This is not the first time Rock & Roll has influenced De Grave's scientific decisions. He's been waiting years for the chance to name something after Pink Floyd - his longtime favourite artist.
Deep down in the Pacific Ocean live shrimp that makes so much noise with their fluorescent pink claws, nearby sea creatures sometimes die just from the sound of it.
The team of researchers responsible for the finding swore early on in their careers that if they found a pink-colored shrimp species one day in the future, they would name it after Pink Floyd. The sound, which scientists said was louder than a rock concert, kills small fish.
He previously named the elephantis jaggerai species of shrimp after Rolling Stones front man, Mick Jagger.

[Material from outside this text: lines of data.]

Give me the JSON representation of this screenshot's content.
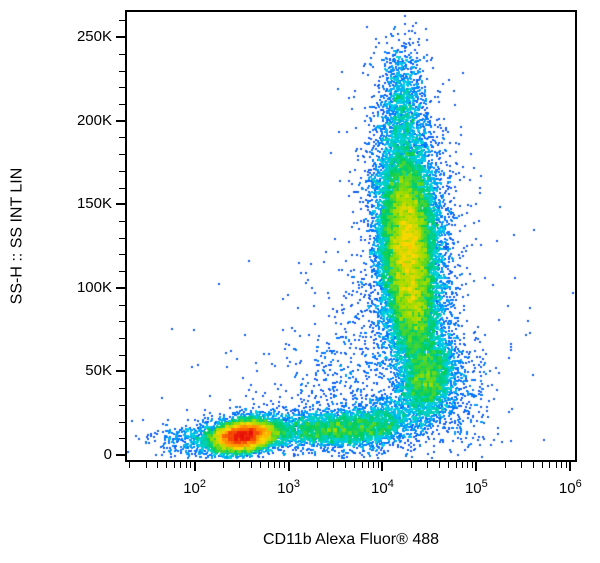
{
  "figure": {
    "background": "#ffffff",
    "frame_color": "#000000",
    "text_color": "#000000"
  },
  "chart_data": {
    "type": "scatter",
    "subtype": "flow-cytometry-pseudocolor-density",
    "title": "",
    "xlabel": "CD11b Alexa Fluor® 488",
    "ylabel": "SS-H :: SS INT LIN",
    "x_scale": "log10",
    "x_range_log10": [
      1.28,
      6.05
    ],
    "x_tick_base": "10",
    "x_major_ticks_exponents": [
      2,
      3,
      4,
      5,
      6
    ],
    "y_scale": "linear",
    "y_range": [
      -3000,
      265000
    ],
    "y_major_ticks": [
      0,
      50000,
      100000,
      150000,
      200000,
      250000
    ],
    "y_tick_labels": [
      "0",
      "50K",
      "100K",
      "150K",
      "200K",
      "250K"
    ],
    "y_minor_step": 10000,
    "grid": false,
    "legend": false,
    "seed": 1337,
    "bin_size": 3,
    "point_size": 2,
    "colormap": [
      {
        "t": 0.0,
        "c": [
          45,
          45,
          215
        ]
      },
      {
        "t": 0.22,
        "c": [
          0,
          120,
          255
        ]
      },
      {
        "t": 0.38,
        "c": [
          0,
          210,
          230
        ]
      },
      {
        "t": 0.52,
        "c": [
          0,
          205,
          95
        ]
      },
      {
        "t": 0.64,
        "c": [
          150,
          220,
          0
        ]
      },
      {
        "t": 0.75,
        "c": [
          255,
          215,
          0
        ]
      },
      {
        "t": 0.86,
        "c": [
          255,
          130,
          0
        ]
      },
      {
        "t": 1.0,
        "c": [
          230,
          10,
          10
        ]
      }
    ],
    "populations": [
      {
        "label": "dense low-left core (red)",
        "cx": 2.52,
        "sx": 0.16,
        "cy": 11000,
        "sy": 4200,
        "corr": 0.25,
        "n": 9000
      },
      {
        "label": "low-left halo",
        "cx": 2.55,
        "sx": 0.28,
        "cy": 12000,
        "sy": 7000,
        "corr": 0.2,
        "n": 1200
      },
      {
        "label": "far-left sparse specks",
        "cx": 2.0,
        "sx": 0.22,
        "cy": 9000,
        "sy": 5000,
        "corr": 0,
        "n": 350
      },
      {
        "label": "horizontal green smear",
        "cx": 3.45,
        "sx": 0.36,
        "cy": 15000,
        "sy": 5200,
        "corr": 0.1,
        "n": 2600
      },
      {
        "label": "smear-to-column bridge",
        "cx": 3.95,
        "sx": 0.22,
        "cy": 19000,
        "sy": 7500,
        "corr": 0.2,
        "n": 1100
      },
      {
        "label": "main vertical column core (yellow)",
        "cx": 4.28,
        "sx": 0.15,
        "cy": 125000,
        "sy": 31000,
        "corr": -0.15,
        "n": 16000
      },
      {
        "label": "main column halo",
        "cx": 4.3,
        "sx": 0.26,
        "cy": 125000,
        "sy": 48000,
        "corr": -0.1,
        "n": 2500
      },
      {
        "label": "column top extension",
        "cx": 4.22,
        "sx": 0.11,
        "cy": 212000,
        "sy": 17000,
        "corr": 0,
        "n": 900
      },
      {
        "label": "lower-right cluster (cyan-green)",
        "cx": 4.5,
        "sx": 0.14,
        "cy": 45000,
        "sy": 12500,
        "corr": 0.2,
        "n": 2800
      },
      {
        "label": "column lower bridge",
        "cx": 4.35,
        "sx": 0.12,
        "cy": 77000,
        "sy": 16000,
        "corr": 0,
        "n": 1700
      },
      {
        "label": "right sparse tail",
        "cx": 4.8,
        "sx": 0.22,
        "cy": 38000,
        "sy": 20000,
        "corr": -0.3,
        "n": 320
      },
      {
        "label": "diagonal sparse trail",
        "cx": 3.55,
        "sx": 0.33,
        "cy": 50000,
        "sy": 32000,
        "corr": 0.75,
        "n": 320
      },
      {
        "label": "wide sparse background",
        "cx": 3.6,
        "sx": 0.9,
        "cy": 40000,
        "sy": 40000,
        "corr": 0.3,
        "n": 450
      }
    ]
  }
}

The pistol shrimp, Synalpheus pinkfloydi, has a distinctive pink snapping claw, which it uses to stun its prey with sonic energy. The sound is so torturous it actually stuns small prey, allowing the prawn to dismember and eat them easily.

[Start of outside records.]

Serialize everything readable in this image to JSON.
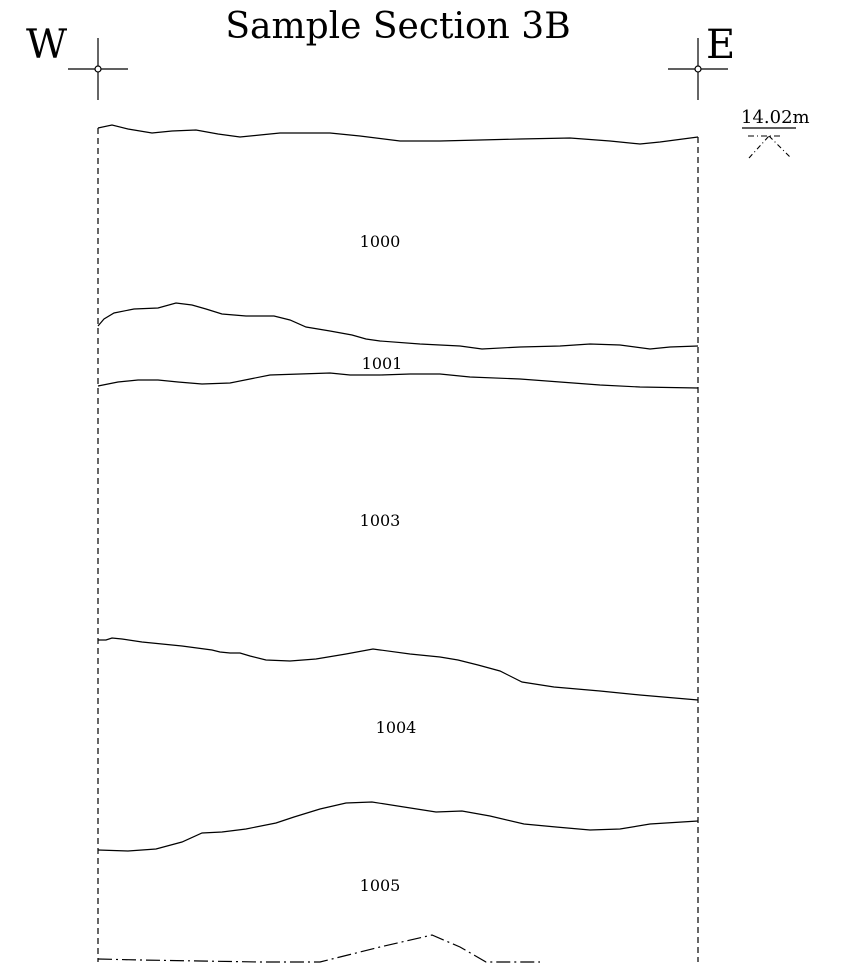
{
  "drawing": {
    "title": "Sample Section 3B",
    "west_label": "W",
    "east_label": "E",
    "elevation": "14.02m"
  },
  "contexts": [
    "1000",
    "1001",
    "1003",
    "1004",
    "1005"
  ]
}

'The description of this new species of pistol shrimp was the ideal opportunity to finally give a nod to my favourite band'.

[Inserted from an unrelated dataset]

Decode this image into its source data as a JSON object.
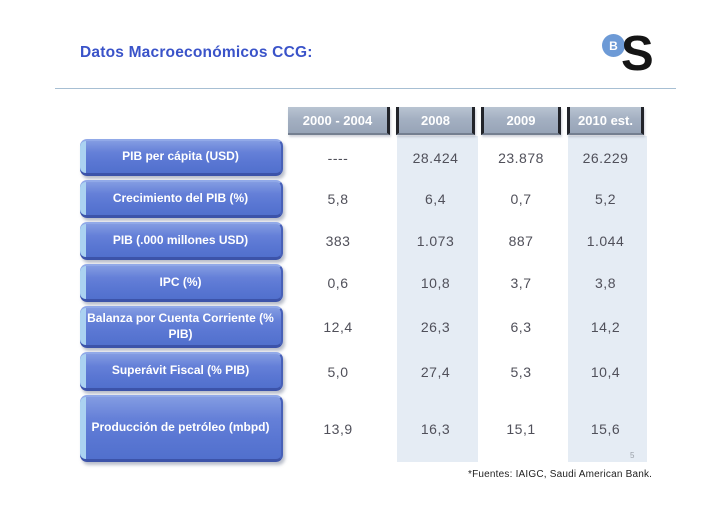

Previous year biologists named a new species of damselfly after Pink Floyd's 1969 double LP Ummagumma, while a frog is one of several species named after television wildlife presenter Sir David Attenborough and lizards and trapdoor spiders have been named for former US President Barack Obama. By quickly closing their giant claws, the shrimp produce a tiny, high-pressure bubble and then pop it, generating a tiny sonic boom loud enough to stun fish so that the shrimp can catch and eat them, according to the National Oceanic and Atmospheric Association (NOAA). They released an album called "Animals" in 1977, which - based loosely on George Orwell's "Animal Farm" - featured two tracks called "Dogs" and "Sheep", with the remaining three tracks dedicated to pigs.